Modern Rodding STARTING OVER
A headshot picture of Brian Brennan grinning

A Year of Firsts

By Brian Brennan

y now I’m sure every hot rodder is aware of harnessing the sun’s natural power through the use of solar panels. Solar panels on homes are no longer the sole idea of the Jetsons. Nowadays we see homes, businesses, and schools all over the country showing off their own solar panels capturing this “free” energy from the sun. While nothing is free, the end result is a better way to harness energy.

It’s the Jan. ’22 issue and a new year has begun, a new rodding season is upon us, and Modern Rodding is growing­—literally. Starting with this month, you may (we hope you do) have noticed that your current issue, the 16th in our youthful history, has an enlarged format.

Why? Good question. Well, it’s not only Modern Rodding but also our sister publications Classic Truck Performance and All Chevy Performance. There are two immediate benefits. One, as the book becomes physically larger it becomes more desirable to hold, view, and read. Our art director Rob Munoz (go Dodgers) sees the increased “real estate” as an opportunity to design better-looking layouts, bringing the features more to life and the tech stories more easily followed. It should be noted that the enhanced size also means advertisers have more “space” to show off their product, presenting more product, or including more benefits.

As a point of reference, the December issue measured in at 7.625 inches wide by 10.50 inches tall, while this January issue comes in at 9.00 inches wide by 10.875 inches tall–and that’s the way it will stay going forward. Back in the old days, at least 25 years ago, maybe longer, books used to come in just under 8.50 inches wide and 11.00 inches tall. Then the cost cutting began. A “shave and a haircut” began on virtually all magazines. The reasons were self-evident. There was a cost savings in paper, printing (ink), and freight (which includes shipping and USPS mailing). Each of these incremental cuts, or magazine shrinkage, were barely noticeable but over time readers began to notice. Of course, corporations needed to keep cost cutting at the forefront, hence the savings were never given back.
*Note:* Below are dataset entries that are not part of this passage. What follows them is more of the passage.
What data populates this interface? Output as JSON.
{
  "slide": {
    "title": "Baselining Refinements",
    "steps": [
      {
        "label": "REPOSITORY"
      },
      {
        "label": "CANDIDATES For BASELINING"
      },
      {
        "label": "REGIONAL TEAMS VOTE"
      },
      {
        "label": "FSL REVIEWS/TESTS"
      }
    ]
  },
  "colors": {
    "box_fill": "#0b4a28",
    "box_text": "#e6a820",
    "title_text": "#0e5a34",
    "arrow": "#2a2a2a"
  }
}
Some of you may also remember the days when magazines used to come in either polybags or paper wraps. Here the intent was to protect the book (individual pages) from damage and to deliver the magazine as close to its original crisp condition as it came off of the printing press as possible. Those too went away. Not so anymore. All of the titles from In The Garage Media come in a polybag with the intention that you will receive a clean, crisp copy each month. We also like the enhanced physical size believing that you, our reader, will received more value for your dollar.

ITGM Attends First SEMA Show

While I am at it. There were two other firsts for ITGM recently. We attended our first SEMA Show. Now, I’ve been to somewhere around 40 SEMA Shows but never with my own company. So, for Tim Foss and I to arrive at the show knowing we are now one of the approximately 1,200 exhibitors in 2021 was a bit mind-boggling.
Brian Brennan poses for a picture while holding a Krispy Kreme doughnuts box at the SEMA show
This was the first show since the shutdown of 2020. While the show was still very good the number of exhibitors was down for several reasons but this worked in our favor as it allowed us to be located in Hot Rod Alley, something that would have never happened had we been one of 2,800 exhibitors. So, time will tell us where we end up next year. Sure, we would like to be amongst our brethren in Hot Rod Alley but the booth gods may have a different take.

It was fun to speak with a number of readers who have followed the staff’s journey over the past decades and have come to know us quite well, if not in person from our ramblings on the pages in front of you. As such some funny things happen. In my case a hot rodder who had followed my stories over the years came by and knew I liked Krispy Kreme doughnuts. Well, lo and behold I was presented with a dozen (yes, I shared) assorted from the nearby doughnut palace.

HRIA Business of the Year

In closing I would like to make one more mention about ITGM taking home the 2021 HRIA Business of the Year award presented at their Wednesday night banquet. It was a stunning surprise to all of us. Once again, we are very excited and thankful and as mentioned elsewhere in this issue we have a lot of people to thank so from the bottom of our hearts “Thanks” from all of us at ITGM: Yasmin Fajatin (associate publisher and operations manager), Sarah Gonzales (managing editor and ad coordinator), Patty Ludi (office assistant), Rob Munoz (art director), Rob Fortier (editor of Classic Truck Performance), Nick Licata (editor of All Chevy Performance), Tim Foss (co-owner and publisher), and Brian Brennan (that’s me … co-owner and editorial director).